Thursday, January 21, 2016

Historical Nonfiction Review - The Devil in the White City

Hey y'all, 

Today I'm reviewing The Devil in the White City: Murder, Magic, and Madness at the Fair that Changed America by Erik Larson. 

Summary from GoodReads: Author Erik Larson imbues the incredible events surrounding the 1893 Chicago World's Fair with such drama that readers may find themselves checking the book's categorization to be sure that 'The Devil in the White City' is not, in fact, a highly imaginative novel. Larson tells the stories of two men: Daniel H. Burnham, the architect responsible for the fair's construction, and H.H. Holmes, a serial killer masquerading as a charming doctor. 

Burnham's challenge was immense. In a short period of time, he was forced to overcome the death of his partner and numerous other obstacles to construct the famous "White City" around which the fair was built. His efforts to complete the project, and the fair's incredible success, are skillfully related along with entertaining appearances by such notables as Buffalo Bill Cody, Susan B. Anthony, Nikola Tesla and Thomas Edison. 

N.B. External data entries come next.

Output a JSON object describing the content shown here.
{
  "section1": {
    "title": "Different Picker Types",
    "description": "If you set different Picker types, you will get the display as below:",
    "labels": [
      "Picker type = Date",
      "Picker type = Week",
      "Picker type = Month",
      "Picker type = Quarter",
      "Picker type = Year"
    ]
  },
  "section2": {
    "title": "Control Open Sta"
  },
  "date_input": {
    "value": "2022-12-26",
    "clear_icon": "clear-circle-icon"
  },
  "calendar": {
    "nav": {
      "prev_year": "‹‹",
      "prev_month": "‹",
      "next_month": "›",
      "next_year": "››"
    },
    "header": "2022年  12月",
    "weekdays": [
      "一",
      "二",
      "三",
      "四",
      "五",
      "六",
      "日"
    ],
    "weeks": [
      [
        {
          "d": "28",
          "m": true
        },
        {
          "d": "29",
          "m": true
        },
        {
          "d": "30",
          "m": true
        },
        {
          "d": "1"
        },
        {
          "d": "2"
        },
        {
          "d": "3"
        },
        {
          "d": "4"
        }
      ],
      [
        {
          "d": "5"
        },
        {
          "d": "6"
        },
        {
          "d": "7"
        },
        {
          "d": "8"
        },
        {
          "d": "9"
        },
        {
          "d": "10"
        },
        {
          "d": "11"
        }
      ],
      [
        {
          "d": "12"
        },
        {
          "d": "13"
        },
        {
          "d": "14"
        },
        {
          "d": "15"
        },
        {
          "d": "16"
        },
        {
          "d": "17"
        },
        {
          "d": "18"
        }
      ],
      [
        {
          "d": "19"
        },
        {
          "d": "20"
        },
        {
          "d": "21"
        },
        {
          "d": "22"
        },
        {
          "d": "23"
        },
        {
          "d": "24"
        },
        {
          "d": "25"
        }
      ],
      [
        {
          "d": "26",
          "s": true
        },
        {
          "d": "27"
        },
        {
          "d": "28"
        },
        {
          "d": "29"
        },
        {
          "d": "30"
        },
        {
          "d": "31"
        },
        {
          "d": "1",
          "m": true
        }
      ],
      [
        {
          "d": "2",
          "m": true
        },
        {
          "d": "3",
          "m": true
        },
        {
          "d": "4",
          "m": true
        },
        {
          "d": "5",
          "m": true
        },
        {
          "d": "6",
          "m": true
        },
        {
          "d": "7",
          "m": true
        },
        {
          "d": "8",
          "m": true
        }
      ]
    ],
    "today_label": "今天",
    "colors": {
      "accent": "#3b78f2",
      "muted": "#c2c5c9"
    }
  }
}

The activities of the sinister Dr. Holmes, who is believed to be responsible for scores of murders around the time of the fair, are equally remarkable. He devised and erected the World's Fair Hotel, complete with crematorium and gas chamber, near the fairgrounds and used the event as well as his own charismatic personality to lure victims.

Review after the jump! 

Review: Spoiler alert, I read this book more for the parts on H.H. Holmes than the parts about the World’s Fair. However, Larson manages to weave the two together into a very intriguing narrative about 1890s Chicago. Everyone has been after me to read this book since it came out, but it was so popular I just now got around to reading it and now I know why it was so popular! Verdict: Perfect for fans of history and true crime alike.